We are descendants, I said once more.
I tried to keep my head up.
I decided to keep my head up.
Damn, Ezra said again.
* * *
The wind wore itself out quickly, scattering brush and fallen branches across the yard before dying down. But the rain kept on, wavering between downpours and jumpy showers. It must’ve been afternoon when I wandered out on the southern terrace, a planked boardwalk, with one bend in it, that extended toward Mulberry Row.
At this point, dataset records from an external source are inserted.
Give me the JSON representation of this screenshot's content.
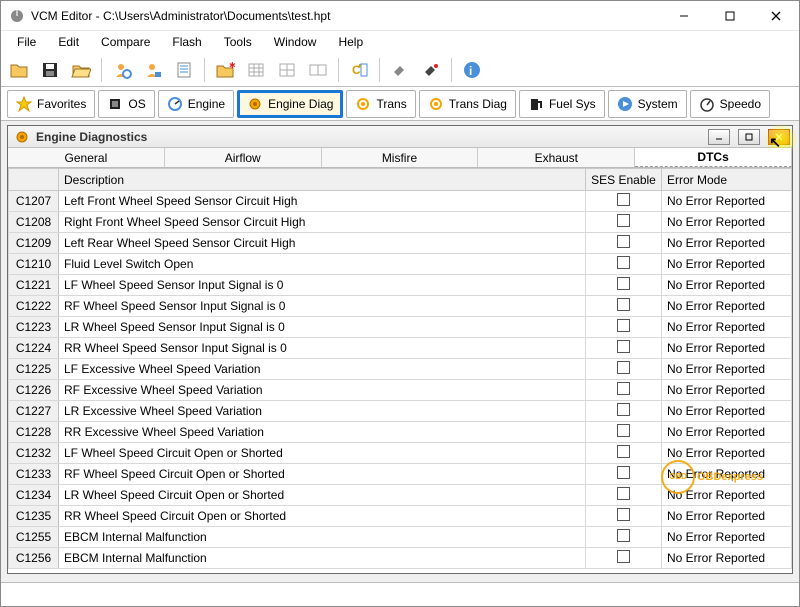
{
  "window": {
    "title": "VCM Editor - C:\\Users\\Administrator\\Documents\\test.hpt"
  },
  "menus": [
    "File",
    "Edit",
    "Compare",
    "Flash",
    "Tools",
    "Window",
    "Help"
  ],
  "categories": [
    {
      "label": "Favorites",
      "icon": "star"
    },
    {
      "label": "OS",
      "icon": "chip"
    },
    {
      "label": "Engine",
      "icon": "gauge"
    },
    {
      "label": "Engine Diag",
      "icon": "gear-warn",
      "active": true
    },
    {
      "label": "Trans",
      "icon": "gear"
    },
    {
      "label": "Trans Diag",
      "icon": "gear-warn2"
    },
    {
      "label": "Fuel Sys",
      "icon": "pump"
    },
    {
      "label": "System",
      "icon": "play"
    },
    {
      "label": "Speedo",
      "icon": "speedo"
    }
  ],
  "child_window": {
    "title": "Engine Diagnostics",
    "tabs": [
      "General",
      "Airflow",
      "Misfire",
      "Exhaust",
      "DTCs"
    ],
    "active_tab": "DTCs",
    "grid_headers": {
      "code": "",
      "desc": "Description",
      "ses": "SES Enable",
      "err": "Error Mode"
    },
    "rows": [
      {
        "code": "C1207",
        "desc": "Left Front Wheel Speed Sensor Circuit High",
        "ses": false,
        "err": "No Error Reported"
      },
      {
        "code": "C1208",
        "desc": "Right Front Wheel Speed Sensor Circuit High",
        "ses": false,
        "err": "No Error Reported"
      },
      {
        "code": "C1209",
        "desc": "Left Rear Wheel Speed Sensor Circuit High",
        "ses": false,
        "err": "No Error Reported"
      },
      {
        "code": "C1210",
        "desc": " Fluid Level Switch Open",
        "ses": false,
        "err": "No Error Reported"
      },
      {
        "code": "C1221",
        "desc": "LF Wheel Speed Sensor Input Signal is 0",
        "ses": false,
        "err": "No Error Reported"
      },
      {
        "code": "C1222",
        "desc": "RF Wheel Speed Sensor Input Signal is 0",
        "ses": false,
        "err": "No Error Reported"
      },
      {
        "code": "C1223",
        "desc": "LR Wheel Speed Sensor Input Signal is 0",
        "ses": false,
        "err": "No Error Reported"
      },
      {
        "code": "C1224",
        "desc": "RR Wheel Speed Sensor Input Signal is 0",
        "ses": false,
        "err": "No Error Reported"
      },
      {
        "code": "C1225",
        "desc": "LF Excessive Wheel Speed Variation",
        "ses": false,
        "err": "No Error Reported"
      },
      {
        "code": "C1226",
        "desc": "RF Excessive Wheel Speed Variation",
        "ses": false,
        "err": "No Error Reported"
      },
      {
        "code": "C1227",
        "desc": "LR Excessive Wheel Speed Variation",
        "ses": false,
        "err": "No Error Reported"
      },
      {
        "code": "C1228",
        "desc": "RR Excessive Wheel Speed Variation",
        "ses": false,
        "err": "No Error Reported"
      },
      {
        "code": "C1232",
        "desc": "LF Wheel Speed Circuit Open or Shorted",
        "ses": false,
        "err": "No Error Reported"
      },
      {
        "code": "C1233",
        "desc": "RF Wheel Speed Circuit Open or Shorted",
        "ses": false,
        "err": "No Error Reported"
      },
      {
        "code": "C1234",
        "desc": "LR Wheel Speed Circuit Open or Shorted",
        "ses": false,
        "err": "No Error Reported"
      },
      {
        "code": "C1235",
        "desc": "RR Wheel Speed Circuit Open or Shorted",
        "ses": false,
        "err": "No Error Reported"
      },
      {
        "code": "C1255",
        "desc": "EBCM Internal Malfunction",
        "ses": false,
        "err": "No Error Reported"
      },
      {
        "code": "C1256",
        "desc": "EBCM Internal Malfunction",
        "ses": false,
        "err": "No Error Reported"
      }
    ]
  },
  "watermark": {
    "text1": "OBDexpress",
    ".ext": ".co.uk"
  }
}
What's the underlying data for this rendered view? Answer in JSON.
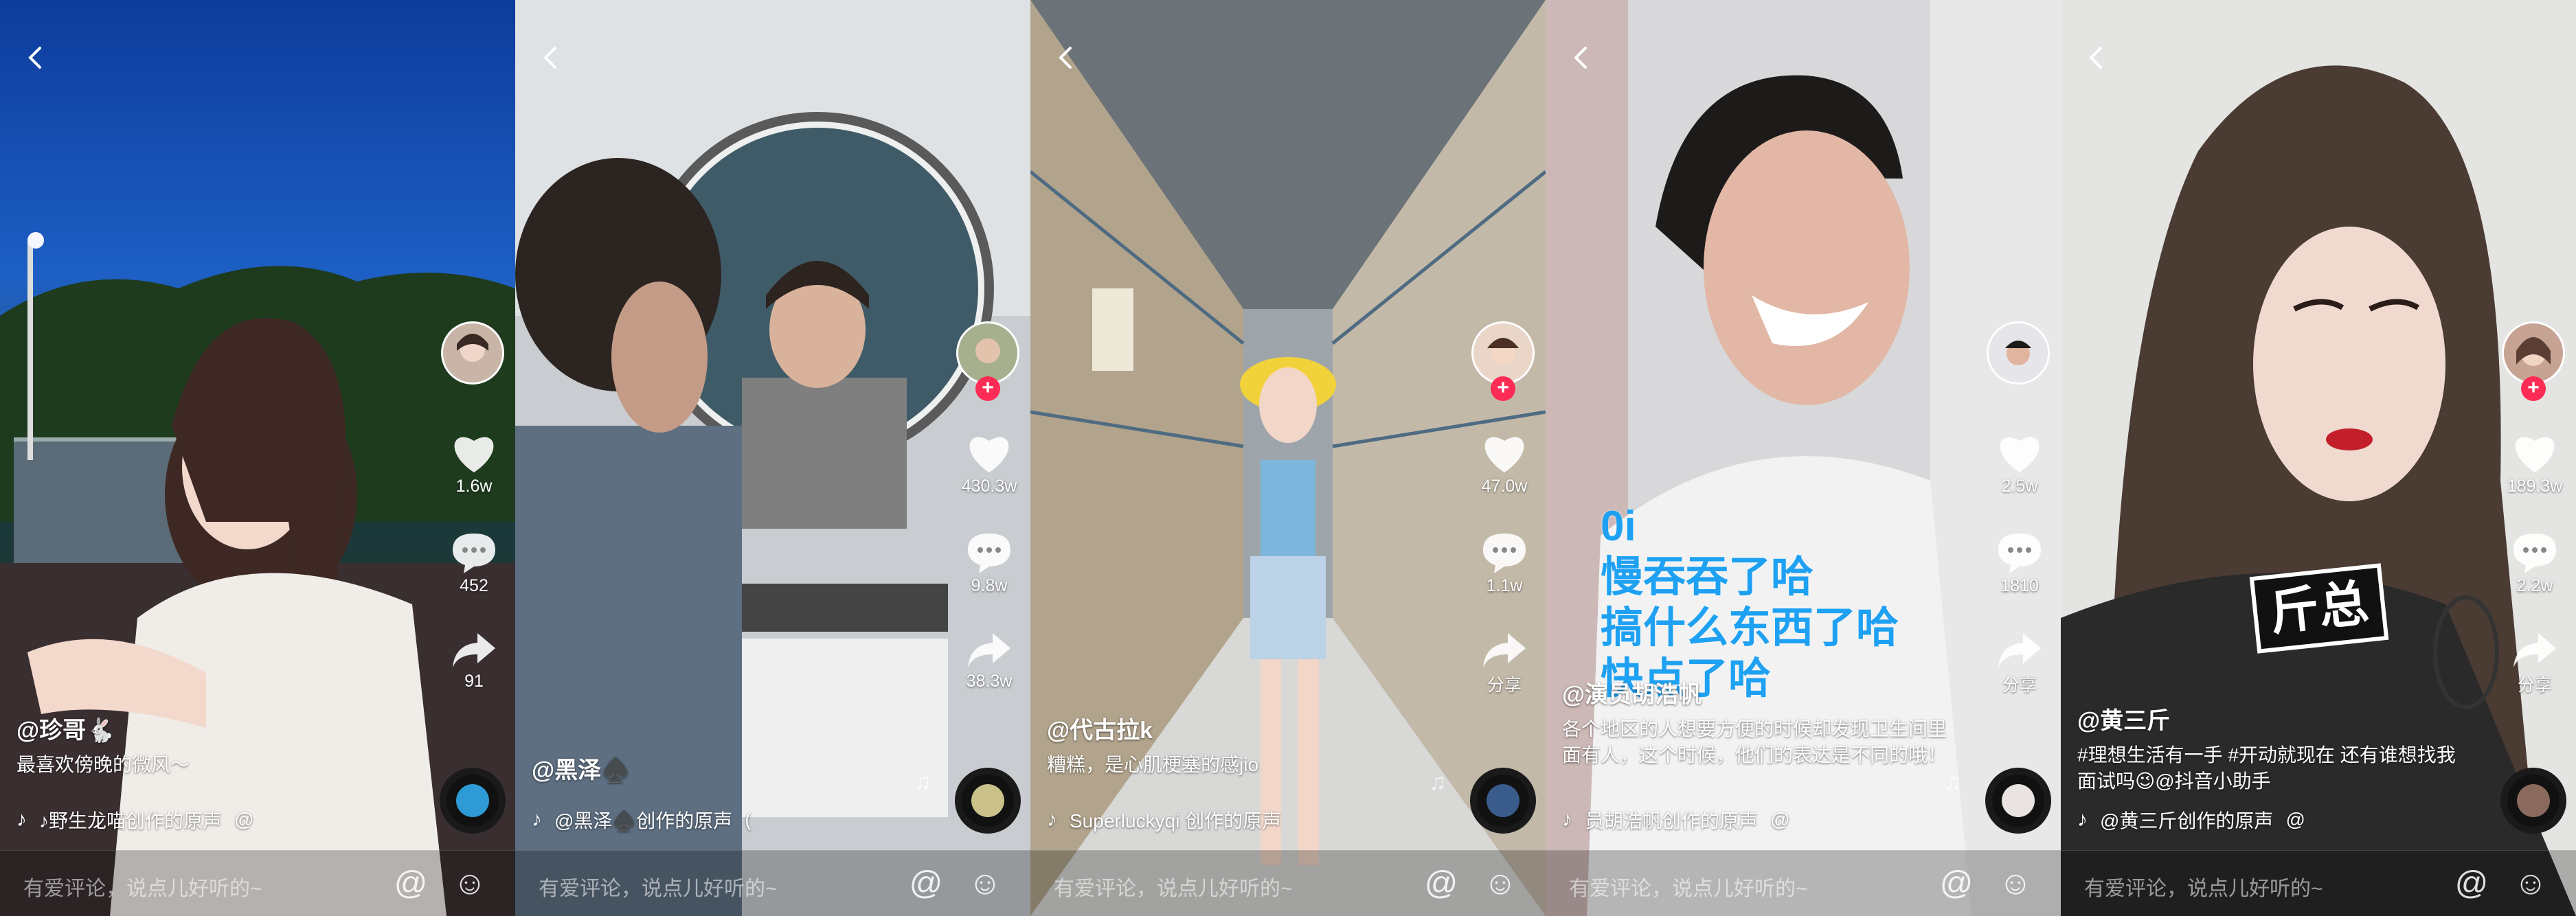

From there I could see Ms. Edith, under a heavy mist. She was tromping along the ridge above the garden, surveying the once-tidy rows. She’d found rain boots and now wore them, along with a clear plastic leaf bag fashioned into a poncho. With translucence billowing around her thin frame, she shouted across the distance to me and to Mama Yahya, who stood behind me under the eaves. Arms thrust into a giant Y, Ms. Edith announced that there were stray stands of chard in the garden, peas climbing, a hedge of blackberries. All of it half ravaged by heat or rain or rabbits or birds, but still. Cheering, the children followed her down the hill to accost the bramble, filling their mouths with purple. Later we would find hand tools and dig for radishes, yams.
When I turned to walk back in, Mama Yahya was gone, and there was Knox, looking right at me. I realized I’d avoided being completely alone with him since we’d gone inside the house. Now everybody had separated again, and he stood by himself at a large open window, which rose from the floor to make a doorway. He lifted the glass higher. I made my way to him, ducking to enter.
Are you okay, Da’Naisha? he said.
Inside it was too warm, the small room dominated by windows. There was slate flooring, a desk, a chair. A few ceramic pots held dwarf lemon trees, their desiccated bodies bowed and leafless.